AI Architecture in 90 Days: Raise the Ceiling

AI architecture – Misryoum outlines a 90-day plan to upgrade enterprise architecture for AI—covering data, identity, integrations, models, and governance.
AI progress can be derailed by something far less glamorous than a bad algorithm: an architecture that cannot safely support what AI systems do.
Misryoum notes that a recent cloud-hosting incident illustrates this risk clearly.. Instead of exploiting a software flaw. attackers reportedly leveraged an architectural trust path created when an employee granted broad access to a third-party AI tool.. Once that external system was compromised. the access relationship acted like a bridge into internal environments. with customer data allegedly reaching a hacker marketplace.. The takeaway is not that AI is inherently unsafe. but that the “plumbing” behind AI deployments may not be fit for the new way software behaves.

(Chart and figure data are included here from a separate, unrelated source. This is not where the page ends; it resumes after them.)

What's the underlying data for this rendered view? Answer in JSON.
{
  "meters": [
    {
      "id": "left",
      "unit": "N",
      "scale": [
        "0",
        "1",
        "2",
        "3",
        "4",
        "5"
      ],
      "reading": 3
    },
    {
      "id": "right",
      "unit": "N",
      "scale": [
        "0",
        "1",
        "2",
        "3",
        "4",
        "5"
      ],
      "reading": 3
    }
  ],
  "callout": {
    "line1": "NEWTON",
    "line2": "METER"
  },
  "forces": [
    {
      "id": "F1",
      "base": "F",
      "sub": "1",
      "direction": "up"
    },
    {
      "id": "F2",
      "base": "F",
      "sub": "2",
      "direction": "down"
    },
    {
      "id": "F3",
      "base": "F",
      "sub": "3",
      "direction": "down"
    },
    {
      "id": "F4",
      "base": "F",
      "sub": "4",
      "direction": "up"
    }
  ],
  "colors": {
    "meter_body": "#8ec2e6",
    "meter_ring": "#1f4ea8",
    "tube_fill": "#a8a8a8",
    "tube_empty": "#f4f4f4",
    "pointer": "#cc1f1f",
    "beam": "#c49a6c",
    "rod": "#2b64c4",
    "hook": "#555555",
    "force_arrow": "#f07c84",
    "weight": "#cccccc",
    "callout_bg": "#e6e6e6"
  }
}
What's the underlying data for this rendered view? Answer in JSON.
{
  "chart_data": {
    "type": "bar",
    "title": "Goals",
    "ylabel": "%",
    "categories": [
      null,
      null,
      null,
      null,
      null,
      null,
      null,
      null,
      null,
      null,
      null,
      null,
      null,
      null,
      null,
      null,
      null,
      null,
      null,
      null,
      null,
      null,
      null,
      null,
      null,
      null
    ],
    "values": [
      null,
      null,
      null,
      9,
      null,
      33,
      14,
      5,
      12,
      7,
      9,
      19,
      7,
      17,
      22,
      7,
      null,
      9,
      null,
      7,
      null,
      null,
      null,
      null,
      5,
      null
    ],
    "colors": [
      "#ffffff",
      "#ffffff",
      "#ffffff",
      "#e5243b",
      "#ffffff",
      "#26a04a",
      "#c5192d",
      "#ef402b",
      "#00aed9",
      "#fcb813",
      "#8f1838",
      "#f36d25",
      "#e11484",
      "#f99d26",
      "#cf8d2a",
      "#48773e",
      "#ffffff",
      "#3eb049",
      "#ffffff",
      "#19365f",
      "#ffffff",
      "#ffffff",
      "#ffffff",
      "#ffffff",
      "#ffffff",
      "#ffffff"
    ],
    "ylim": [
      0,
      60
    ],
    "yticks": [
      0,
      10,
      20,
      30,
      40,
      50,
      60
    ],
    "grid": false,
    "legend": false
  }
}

That mismatch shows up across enterprises that are rapidly rolling out AI tools. connecting them to workflows. and experimenting with more autonomous agents.. In Misryoum’s view. many organizations are still building AI on top of systems designed for steady. human-paced transaction processing. not fast-moving integrations. machine-to-machine identities. and automated actions that can spread risk.
This is why the concept of an “AI-ready architecture” matters to leadership beyond security teams. When the underlying design is wrong, AI can scale the problem as quickly as it scales the capability, turning small weaknesses into operational and financial fallout.
A practical 90-day approach. as framed by Misryoum. starts by treating architecture as a multi-layer foundation rather than a single project.. The plan looks across the full AI stack: data and storage quality. compute and acceleration demands. model management. orchestration and tooling. and finally application governance with guardrails and monitoring.. The key is to address constraints across layers together. since a gap in one area can cap performance. increase cost. or weaken oversight across the rest.
In the first 30 days, Misryoum’s playbook emphasizes mapping what you already have.. That means inventorying the data estate. documenting integration flows (especially brittle or undocumented ones). auditing identity for both people and nonhuman accounts. and reviewing cloud and compute capacity for AI workloads.. It also calls for “worst-case” scenario thinking: what breaks if an AI system can act with autonomous privileges. what happens if credentials are compromised. and how far an error might propagate through downstream automation.
The next 30 days shift from visibility to construction, still without launching new AI initiatives.. Misryoum highlights steps like setting up a data governance operating model. modernizing the data platform and pipelines for priority domains. moving toward API-first integration so AI and developers can use systems in governed ways. and reworking identity around a zero-trust baseline with scoped. monitored identities for agents.. It also includes establishing a managed model layer and building observability early. so performance. cost. and behavioral change can be tracked rather than discovered after issues surface.
In the final 30 days, Misryoum recommends embedding architectural discipline into how the business operates.. That includes requiring architecture review before new AI initiatives enter the portfolio. running an end-to-end deployment through the new foundations. and stress-testing security and identity in adversarial conditions.. Finally. architecture governance becomes ongoing work: a standing review body. a skills gap plan for teams who must operate the new setup. and iteration based on real deployment learnings.
For leaders, the bigger lesson Misryoum draws from these steps is simple: AI strategy is only as durable as the enterprise design that supports it. Raise the ceiling now, and the organization can experiment faster later without repeatedly paying the price of technical debt and avoidable risk.